Il sera en outre rappelé aux recourantes que selon le système voulu par le législateur, les parents, détenteurs de l’autorité parentale, représentent d’une part leurs enfants mineurs et administrent d’autre part leurs biens, avec la possibilité de les utiliser dans une certaine mesure pour leur l’entretien, leur éducation ou leur formation, voire, dans certains cas, pour les besoins du ménage. Le législateur a par ailleurs prévu certains garde-fous visant à s’assurer que les parents administrent les biens de leurs enfants de façon correcte et dans l’intérêt de ces derniers (inventaire, remise périodique de comptes et de rapports, instructions données par l’autorité de protection). La nomination d’un curateur chargé d’administrer les biens d’un mineur représente dès lors l’ultima ratio, lorsqu’il n’y a pas d’autre façon d’empêcher que les biens de l’enfant soient mis en péril. En l’espèce, l’enfant D______ n’a pas encore reçu sa part d’héritage de sorte que les craintes exprimées par les recourantes qu’elle n’utilise les biens de son fils dans son propre intérêt apparaissent pour le moins prématurées.

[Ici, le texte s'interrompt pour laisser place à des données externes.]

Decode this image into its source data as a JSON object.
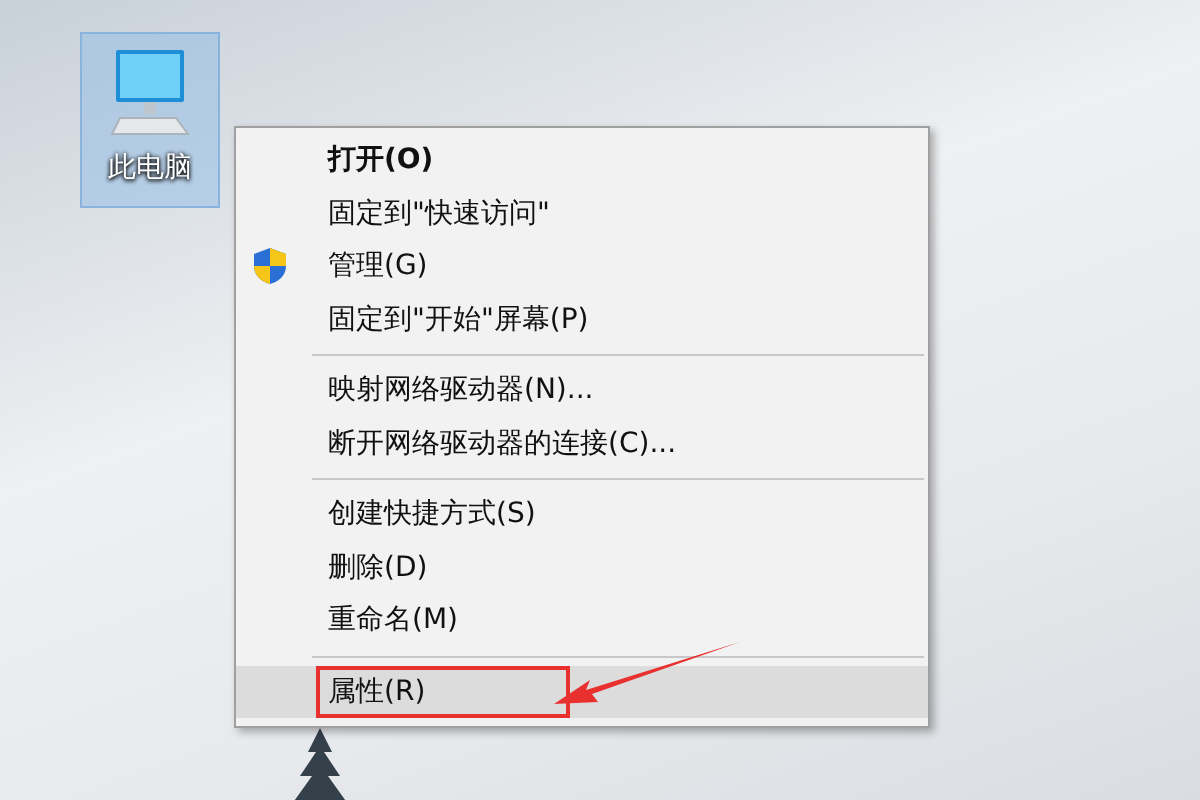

Infondé, le recours sera rejeté.

4. La procédure portant sur des mesures de protection d'un mineur, elle est gratuite (art. 81 al. 1 LaCC).

* * * * *


PAR CES MOTIFS,
La Chambre de surveillance :


A la forme :

Déclare recevable le recours formé par A______ et B______ contre la décision DTAE/4980/2023 rendue le 29 juin 2023 par le Tribunal de protection de l’adulte et de l’enfant dans la cause C/24631/2014.

Au fond :

Le rejette.

Dit que la procédure est gratuite.

Siégeant :

Monsieur Cédric-Laurent MICHEL, président; Mesdames Paola CAMPOMAGNANI et Ursula ZEHETBAUER GHAVAMI, juges; Madame Carmen FRAGA, greffière.

 

 

 

 

 

 

 

 

Indication des voies de recours :

 

Conformément aux art. 72 ss de la loi fédérale sur le Tribunal fédéral du 17 juin 2005 (LTF; RS 173.110), la présente décision peut être portée dans les trente jours qui suivent sa notification avec expédition complète (art. 100 al. 1 LTF) par-devant le Tribunal fédéral par la voie du recours en matière civile.

 

Le recours doit être adressé au Tribunal fédéral - 1000 Lausanne 14.